Bank of Jamaica Governor Richard Byles says the untimely death of the Iranian president has added another layer of geopolitical tensions which could impact inflation and reductions in interest rates.
“We are concerned about that particular incident, but we are also concerned generally about any other incident – such as the Russian/Ukrainian war –and the effect it can have,” said BOJ Governor Richard Byles in response to a query at the quarterly press briefing on Tuesday.
On Monday, it was announced that the BOJ Monetary Policy Committee unanimously agreed to maintain the policy interest rate at 7.0 per cent, ensure relative stability in the foreign exchange market, and maintain tight Jamaican dollar liquidity conditions. That decision followed from MPC discussions over May 16 and 17, but the announcement came on the day the death of the Iranian president and other officials were confirmed from a helicopter crash that happened on Sunday.
There is no word yet on the cause of the crash.
The death of the Iranian president has been reverberating throughout the Middle East, especially given the current tensions with Israel.
“The MPC noted that a decision to reduce interest rates will depend on incoming data related to the risks to inflation. In particular, the evolution of wage adjustments, inflation expectations and core inflation are important factors that will guide the MPC’s decisions on policy rate adjustments and other monetary policy actions in the future. The Bank will maintain heightened surveillance of the risks to inflation,” said Byles at his quarterly press briefing on Tuesday.
In recent months, inflation has been trending in a favourable direction, and is currently back within target range at 5.3 per cent. By itself that would have been a strong signal for an eventual rate cut, but risks remain, including the enhanced Mideast tensions, and the continuing conflict in Eastern Europe, both of which are zones from which oil and other commodities flow to the world. Nature, too, could deliver its own blows to prices in the form of drought, heat waves, floods or storm damage.
After a year-and-a-half of holding the policy rate steady at 7.0 per cent, Byles indicated that the central bank wants to start moving the needle.
“We also want to reduce interest rates,” he said, but risks and uncertainties are delaying the switch in direction.
Another key factor includes the policy actions of the Federal Reserve, the central bank of the United States. That’s because the actions of the world’s largest economy will impact on liquidity flows, and therefore have implications for policy-setting in Jamaica. The BOJ expects the US Federal Reserve to start reducing interest rates later this year. However, the Governor quipped that the precise timeline for that shift was “above his pay grade”.
The central bank is mandated to defend an inflation target of 4 to 6 per cent. Annual inflation was 5.3 per cent in April, putting prices back within the target band.
But BOJ Senior Deputy Governor Dr Wayne Robinson says there is an expectation that inflation would breach the target again, moving slightly outside the range to around 6.5 per cent in the short term.

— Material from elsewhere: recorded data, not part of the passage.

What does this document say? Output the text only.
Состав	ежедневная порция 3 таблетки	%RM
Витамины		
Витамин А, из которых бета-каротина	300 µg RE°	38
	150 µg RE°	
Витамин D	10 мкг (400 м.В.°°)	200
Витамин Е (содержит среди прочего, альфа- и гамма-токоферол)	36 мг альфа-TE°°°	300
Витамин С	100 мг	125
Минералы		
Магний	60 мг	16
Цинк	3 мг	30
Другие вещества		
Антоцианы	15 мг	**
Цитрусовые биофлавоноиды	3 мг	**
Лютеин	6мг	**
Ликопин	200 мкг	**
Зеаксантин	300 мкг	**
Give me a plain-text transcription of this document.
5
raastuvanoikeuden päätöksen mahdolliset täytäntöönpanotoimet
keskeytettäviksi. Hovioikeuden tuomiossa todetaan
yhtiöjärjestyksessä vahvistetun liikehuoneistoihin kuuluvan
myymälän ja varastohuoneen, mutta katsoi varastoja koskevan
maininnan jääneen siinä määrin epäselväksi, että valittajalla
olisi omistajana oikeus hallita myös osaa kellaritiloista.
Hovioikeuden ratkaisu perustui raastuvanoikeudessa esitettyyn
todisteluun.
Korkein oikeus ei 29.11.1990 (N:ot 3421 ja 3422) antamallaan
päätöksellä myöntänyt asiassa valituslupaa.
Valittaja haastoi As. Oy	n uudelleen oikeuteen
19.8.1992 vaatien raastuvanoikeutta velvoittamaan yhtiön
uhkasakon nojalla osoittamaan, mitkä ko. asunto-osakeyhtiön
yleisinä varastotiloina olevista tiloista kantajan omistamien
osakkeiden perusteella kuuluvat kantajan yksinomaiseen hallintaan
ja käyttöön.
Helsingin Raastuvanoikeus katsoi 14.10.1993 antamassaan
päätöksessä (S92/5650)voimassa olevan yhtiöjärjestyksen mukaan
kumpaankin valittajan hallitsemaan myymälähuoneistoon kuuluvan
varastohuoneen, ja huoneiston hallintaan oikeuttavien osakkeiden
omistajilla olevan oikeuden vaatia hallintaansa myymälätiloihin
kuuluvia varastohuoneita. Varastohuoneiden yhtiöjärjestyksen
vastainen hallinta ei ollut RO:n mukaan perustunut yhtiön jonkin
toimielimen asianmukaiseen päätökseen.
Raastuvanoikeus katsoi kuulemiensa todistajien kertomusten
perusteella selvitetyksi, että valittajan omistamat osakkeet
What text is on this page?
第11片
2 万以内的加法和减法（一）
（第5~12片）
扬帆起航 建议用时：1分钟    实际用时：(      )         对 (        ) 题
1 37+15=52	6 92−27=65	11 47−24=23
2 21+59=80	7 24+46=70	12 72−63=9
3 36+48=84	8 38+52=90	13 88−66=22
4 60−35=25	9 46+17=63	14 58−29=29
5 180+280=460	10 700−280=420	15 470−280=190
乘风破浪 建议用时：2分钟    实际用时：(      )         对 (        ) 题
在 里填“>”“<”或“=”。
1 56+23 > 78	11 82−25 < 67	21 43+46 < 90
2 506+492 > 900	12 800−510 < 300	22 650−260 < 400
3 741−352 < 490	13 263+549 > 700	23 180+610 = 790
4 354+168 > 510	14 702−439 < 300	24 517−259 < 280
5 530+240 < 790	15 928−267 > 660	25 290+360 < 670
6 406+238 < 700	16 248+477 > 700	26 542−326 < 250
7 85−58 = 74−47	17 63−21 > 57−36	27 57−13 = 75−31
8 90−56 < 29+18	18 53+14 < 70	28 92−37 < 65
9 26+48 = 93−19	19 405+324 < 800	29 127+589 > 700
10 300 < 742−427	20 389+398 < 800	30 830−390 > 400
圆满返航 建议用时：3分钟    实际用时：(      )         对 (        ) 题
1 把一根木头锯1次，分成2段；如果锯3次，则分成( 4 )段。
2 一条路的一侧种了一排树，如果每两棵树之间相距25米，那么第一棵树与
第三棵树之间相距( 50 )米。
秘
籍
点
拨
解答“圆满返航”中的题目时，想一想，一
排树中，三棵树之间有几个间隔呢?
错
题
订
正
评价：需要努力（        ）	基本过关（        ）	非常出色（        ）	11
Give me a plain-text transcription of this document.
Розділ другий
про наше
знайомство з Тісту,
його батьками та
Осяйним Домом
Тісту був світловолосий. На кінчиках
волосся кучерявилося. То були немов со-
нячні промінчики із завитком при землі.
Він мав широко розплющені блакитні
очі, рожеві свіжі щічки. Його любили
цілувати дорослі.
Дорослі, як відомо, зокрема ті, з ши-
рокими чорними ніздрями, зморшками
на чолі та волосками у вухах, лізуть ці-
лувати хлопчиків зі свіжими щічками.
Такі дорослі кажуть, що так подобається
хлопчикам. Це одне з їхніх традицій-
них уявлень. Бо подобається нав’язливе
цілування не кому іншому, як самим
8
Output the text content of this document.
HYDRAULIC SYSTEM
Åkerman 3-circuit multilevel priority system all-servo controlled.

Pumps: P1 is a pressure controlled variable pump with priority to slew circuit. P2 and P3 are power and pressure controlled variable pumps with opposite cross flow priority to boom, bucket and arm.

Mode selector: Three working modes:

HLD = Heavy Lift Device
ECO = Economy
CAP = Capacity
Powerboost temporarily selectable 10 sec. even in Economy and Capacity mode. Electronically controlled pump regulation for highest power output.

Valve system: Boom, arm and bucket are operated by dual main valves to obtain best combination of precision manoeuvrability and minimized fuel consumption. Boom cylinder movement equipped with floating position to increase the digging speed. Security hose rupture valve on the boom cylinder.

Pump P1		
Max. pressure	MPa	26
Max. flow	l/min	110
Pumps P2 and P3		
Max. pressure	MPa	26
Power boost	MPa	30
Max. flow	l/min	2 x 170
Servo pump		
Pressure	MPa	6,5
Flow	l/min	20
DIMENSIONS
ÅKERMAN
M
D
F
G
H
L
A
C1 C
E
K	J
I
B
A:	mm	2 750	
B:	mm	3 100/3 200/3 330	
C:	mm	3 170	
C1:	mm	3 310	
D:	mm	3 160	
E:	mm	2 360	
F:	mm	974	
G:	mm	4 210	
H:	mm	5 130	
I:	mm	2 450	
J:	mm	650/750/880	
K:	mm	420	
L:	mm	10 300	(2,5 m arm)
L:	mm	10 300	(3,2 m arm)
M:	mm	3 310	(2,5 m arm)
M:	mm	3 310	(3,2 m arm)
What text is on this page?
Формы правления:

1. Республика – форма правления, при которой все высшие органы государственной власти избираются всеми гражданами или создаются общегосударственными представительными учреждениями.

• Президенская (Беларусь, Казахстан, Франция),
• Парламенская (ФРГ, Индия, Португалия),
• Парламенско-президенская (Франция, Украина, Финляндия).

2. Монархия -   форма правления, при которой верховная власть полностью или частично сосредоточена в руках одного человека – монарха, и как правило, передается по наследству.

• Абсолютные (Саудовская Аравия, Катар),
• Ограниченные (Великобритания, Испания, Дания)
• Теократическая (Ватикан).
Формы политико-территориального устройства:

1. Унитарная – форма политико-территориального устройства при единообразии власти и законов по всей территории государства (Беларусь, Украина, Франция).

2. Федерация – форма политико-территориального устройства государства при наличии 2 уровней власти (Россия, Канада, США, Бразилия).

“We believe that by the second half of this year, we should be back in the target range,” he said.
Alongside, the geopolitical tensions and weather-related risks, there is also an expectation of reduced oil production.
“That will result in oil prices ticking upwards. That will feed through to transportation costs. But the general picture is that we are on a downward trajectory,” said Robinson.
“In the very near term, because of these extraneous factors, we are going to have a little bit of bumpiness in terms of inflation and our target range,” he added.
Alongside the reduction in headline inflation, which tracks consumer price movements, the central bank reported that core inflation, which strips out the heavily-weighted food and fuel prices, also fell from to 5.7 per cent, from 5.9 per cent in March.
The current outlook for inflation is more favourable than previous forecasts, largely due to the postponement of a second increase in public passenger vehicle fares initially scheduled for April. Additionally, processed food prices and the cost of meals away from home have been revised downwards due to lower international grain prices.